A Venlafaxina tem tido êxito em todos os efeitos colaterais sobre o meu físico. Ânsias durante o dia, náuseas pela tarde e uma fraqueza tão perene quanto a garoa que cai lá fora. Tenho medo de ficar dependente dessa fraqueza tanto quanto estou do Zolpidem...um comprimido e menos de uma hora depois me encontro no sono mais profundo e revigorante que já tive em tempos. Ainda passo as noites, antes de dormir, desenhando e apagando no teto os rascunhos de um futuro que não vai acontecer. Carreira, casamento, filhos, viagens, discursos e vitórias. Nenhuma noite é reservada às doenças, aos atritos, às tristezas, às derrotas, não!, todas as noites são reservadas a um futuro brilhante e distante.

À medida que vou ingerindo essas drogas, sinto que uma fogueira acesa vai consumindo todas as memórias em papel e lápis. Já não consigo mais rasgar as folhas do pequeno caderno de desenhos com meus gizes de cera, sequer me lembro de como foi triste o dia em que as pessoas partiram e mais ainda, tento, a todo momento, trazer a pesada carga emocional daquele dia ruim que tive a fim de apagar as lágrimas que queimaram meu rosto pela vergonha, pela dor, pela depressão.

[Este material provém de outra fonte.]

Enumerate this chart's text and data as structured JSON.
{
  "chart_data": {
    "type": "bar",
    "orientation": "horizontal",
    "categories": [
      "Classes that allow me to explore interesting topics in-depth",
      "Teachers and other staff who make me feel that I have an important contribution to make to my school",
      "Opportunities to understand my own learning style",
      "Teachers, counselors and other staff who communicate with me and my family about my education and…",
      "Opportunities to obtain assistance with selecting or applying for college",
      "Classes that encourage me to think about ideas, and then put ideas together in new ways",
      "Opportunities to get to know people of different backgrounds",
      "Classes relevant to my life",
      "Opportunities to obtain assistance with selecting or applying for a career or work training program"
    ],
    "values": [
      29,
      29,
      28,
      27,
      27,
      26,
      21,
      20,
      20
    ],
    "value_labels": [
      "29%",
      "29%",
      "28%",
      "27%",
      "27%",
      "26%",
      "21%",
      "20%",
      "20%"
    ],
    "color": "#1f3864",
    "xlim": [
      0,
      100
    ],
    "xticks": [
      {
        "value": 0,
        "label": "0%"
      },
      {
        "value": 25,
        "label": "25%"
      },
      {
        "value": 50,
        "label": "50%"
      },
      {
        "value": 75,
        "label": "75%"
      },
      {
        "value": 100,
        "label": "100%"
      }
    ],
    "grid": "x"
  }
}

Estar doente me faz me ater mais aos meus instintos, aos meus sonhos, aos meus projetos individuais desenhados no teto escuro. É um investimento pesado em terapias, análises, medicamentos e alimentos diferenciados que, pesando no bolso, pesa minha consciência. Eu preciso ficar bem. Se não por mim, por quem se foi na fraqueza de não ter consigo. É preciso que eu continue hasteando, durante as pequenas vitórias, a bandeira daqueles que sonham demais, sofrem demais, amam demais e sobretudo: se excedem para não ser escassez. Eu posso ser tudo, mas eu não sou escasso...sou mais do que seu olho pode ver, só não desonre meu nome. 

Piracema: ir contra a corrente para sobreviver. É sobre isso que eu gosto de falar, amar, chorar, sofrer e sonhar: sobreviver.